Ini adalah arah dan tujuan yang tepat dari sektor pendidikan Kota Ho Chi Minh dalam model pembangunan perkotaan modern di tahun-tahun mendatang, dan juga konsisten dengan kebijakan pendidikan gratis dan peningkatan kualitas pendidikan umum. Namun, penggunaan transkrip akademik untuk penerimaan alih-alih ujian masuk masih memiliki beberapa kekurangan yang perlu ditangani oleh sektor pendidikan. Secara khusus, sangat penting untuk mempertahankan model pendidikan berkualitas tinggi sekaligus memotivasi siswa untuk belajar dan mencegah praktik "memperindah" catatan akademik di tingkat yang lebih rendah.

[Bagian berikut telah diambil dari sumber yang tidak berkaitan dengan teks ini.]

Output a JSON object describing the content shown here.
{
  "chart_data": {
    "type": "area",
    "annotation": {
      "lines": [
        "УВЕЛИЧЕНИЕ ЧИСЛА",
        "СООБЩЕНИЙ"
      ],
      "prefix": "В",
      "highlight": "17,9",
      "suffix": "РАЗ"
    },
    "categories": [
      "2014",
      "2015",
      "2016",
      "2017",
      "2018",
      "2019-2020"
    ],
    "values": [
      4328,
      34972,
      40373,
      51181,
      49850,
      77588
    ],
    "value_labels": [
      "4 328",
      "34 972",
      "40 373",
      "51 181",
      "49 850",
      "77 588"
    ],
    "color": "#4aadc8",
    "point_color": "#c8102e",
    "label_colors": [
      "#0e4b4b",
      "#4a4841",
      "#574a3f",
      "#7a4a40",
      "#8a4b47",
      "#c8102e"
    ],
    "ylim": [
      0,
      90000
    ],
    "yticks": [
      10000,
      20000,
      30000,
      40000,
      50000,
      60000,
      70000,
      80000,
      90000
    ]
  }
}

Menurut investigasi kami, saat ini sebagian besar siswa di Kota Ho Chi Minh mengikuti ujian masuk kelas 10. Hanya dua wilayah, Zona Khusus Con Dao dan Pulau Thanh An (komune Thanh An, sebelumnya distrik Can Gio), yang menggunakan proses seleksi karena lokasi geografisnya yang unik. Perluasan model seleksi ke lebih banyak lokasi merupakan pertanda positif tidak hanya untuk sektor pendidikan Kota Ho Chi Minh tetapi juga merupakan poin penting dari program pendidikan universal kota ini. Faktanya, banyak daerah, terutama daerah pinggiran kota dan daerah yang diklasifikasikan sebagai zona 2 dan 3 (sesuai dengan bekas provinsi Binh Duong dan Ba Ria Vung Tau), memiliki kepadatan penduduk yang rendah, dan persaingan untuk ujian masuk kelas 10 tidak terlalu ketat. Di beberapa daerah, kuota penerimaan sekolah menengah hampir sama dengan permintaan siswa. Oleh karena itu, beralih ke proses seleksi bukanlah perubahan besar. Bahkan di Zona 1 (bekas Kota Ho Chi Minh), banyak sekolah menengah pada periode penerimaan tahun ini melihat jumlah pelamar yang lebih sedikit daripada kuota penerimaan mereka (sebelum opsi untuk mengubah preferensi diizinkan). Sebagian besar sekolah menengah atas ini baru didirikan dan berlokasi di tempat yang kurang strategis bagi siswa dan orang tua, sehingga kurang menarik bagi siswa dan orang tua. Singkatnya, tahun ajaran ini dan tahun-tahun sebelumnya menunjukkan bahwa banyak sekolah menengah atas gagal merekrut cukup siswa, namun banyak sekolah lain tetap sangat kompetitif. Selain kualitas pendidikan, lokasi geografis dan distribusi penduduk juga merupakan faktor penting yang perlu dipertimbangkan ketika melakukan ekspansi, membangun sekolah baru, atau menyelenggarakan ujian masuk untuk kelas 10. Lebih lanjut, ujian masuk menawarkan pilihan yang lebih baik dan menciptakan standar pendidikan sekolah menengah atas yang lebih adil.